Unfortunately, it meant stowing the knife …
Dianne nodded. Again, Ryan’s relief caught him by surprise. He put it away along with the knife. There was no time for anything but the mission, even if that had grown to include Dianne’s friend.
“Harlequin, this is Demon Slayer,” he said as he lifted Germaine in his arms. “Thanks for the assist. Package is safe, but her friend needs medical attention yesterday. How far out is that transpo?”
“Well, Demon Slayer, given that you’re taking your sweet time, transpo will meet you in the bus parking lot in ninety seconds. Do you think you can manage that?” His boss’s dry tone reassured him.
“Wilco,” he said.
Then, nodding at Dianne to lead, he stepped away from the bus station and headed for the parking lot behind the building.

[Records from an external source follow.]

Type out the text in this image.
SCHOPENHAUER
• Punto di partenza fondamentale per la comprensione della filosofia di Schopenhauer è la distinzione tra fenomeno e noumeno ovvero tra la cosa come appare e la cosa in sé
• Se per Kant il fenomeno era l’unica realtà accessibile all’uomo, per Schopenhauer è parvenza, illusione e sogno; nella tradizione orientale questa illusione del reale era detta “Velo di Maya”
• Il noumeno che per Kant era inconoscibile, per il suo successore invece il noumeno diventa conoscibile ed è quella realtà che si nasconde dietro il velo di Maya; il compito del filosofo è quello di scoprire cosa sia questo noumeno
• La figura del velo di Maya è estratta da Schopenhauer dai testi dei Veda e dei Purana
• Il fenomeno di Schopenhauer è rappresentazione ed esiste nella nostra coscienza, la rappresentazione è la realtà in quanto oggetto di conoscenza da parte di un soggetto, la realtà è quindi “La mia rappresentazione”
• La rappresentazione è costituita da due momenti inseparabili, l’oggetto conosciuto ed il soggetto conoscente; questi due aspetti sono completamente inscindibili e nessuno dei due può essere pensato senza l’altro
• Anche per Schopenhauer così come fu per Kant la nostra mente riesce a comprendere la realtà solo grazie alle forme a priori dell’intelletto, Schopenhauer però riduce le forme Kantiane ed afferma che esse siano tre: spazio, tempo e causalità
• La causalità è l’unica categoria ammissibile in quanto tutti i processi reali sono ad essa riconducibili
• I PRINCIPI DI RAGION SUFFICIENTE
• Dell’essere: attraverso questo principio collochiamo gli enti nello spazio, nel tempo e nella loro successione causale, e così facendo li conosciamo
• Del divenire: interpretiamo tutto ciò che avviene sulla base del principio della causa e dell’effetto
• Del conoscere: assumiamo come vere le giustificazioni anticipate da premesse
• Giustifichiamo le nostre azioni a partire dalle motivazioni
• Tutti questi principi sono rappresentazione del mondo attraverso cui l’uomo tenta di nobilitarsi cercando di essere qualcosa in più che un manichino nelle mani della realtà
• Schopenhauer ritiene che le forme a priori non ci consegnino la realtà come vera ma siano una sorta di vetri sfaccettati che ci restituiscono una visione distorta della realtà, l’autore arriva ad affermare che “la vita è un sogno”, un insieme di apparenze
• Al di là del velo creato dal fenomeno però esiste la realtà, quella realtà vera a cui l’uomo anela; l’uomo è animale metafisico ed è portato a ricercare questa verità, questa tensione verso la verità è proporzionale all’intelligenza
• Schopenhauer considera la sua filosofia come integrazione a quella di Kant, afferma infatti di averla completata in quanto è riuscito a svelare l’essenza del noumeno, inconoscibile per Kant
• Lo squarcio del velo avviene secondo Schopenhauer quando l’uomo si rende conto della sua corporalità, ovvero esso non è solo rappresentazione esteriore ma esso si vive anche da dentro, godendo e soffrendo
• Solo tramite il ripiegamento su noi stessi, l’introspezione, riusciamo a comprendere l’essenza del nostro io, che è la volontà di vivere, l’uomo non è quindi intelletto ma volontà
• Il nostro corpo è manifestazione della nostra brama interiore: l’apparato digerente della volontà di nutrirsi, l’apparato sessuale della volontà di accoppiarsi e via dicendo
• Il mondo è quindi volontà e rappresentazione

Olivia let out a deep breath and leaned into her hands.
The calm hum of the TOC contrasted with the tension she’d felt as she’d watched the discordant energy swarming after Ryan and Dianne.
For a brief instance, she’d even imagined that she’d connected to Dianne using angelic sonar as she’d done when the Dark Irim Asmodeus had held Mihàil in frozen storage in a meat-processing plant years ago, before they’d been married.
Her sister’s terror had been Olivia’s terror …
“What exactly is going on here, zonja ime ?” asked her husband, the zoti . The lord.
It was never a good sign when he addressed her as ‘my lady’ in the tone of voice he reserved for command operations.
Olivia dropped her hands to her lap and swiveled the desk chair around to face Mihàil’s thunderous blue gaze.
“Or do you intend to keep me in the dark about the legions of daemons rampaging in Split? The ones you sent Helsing—a mortal human—to face alone?”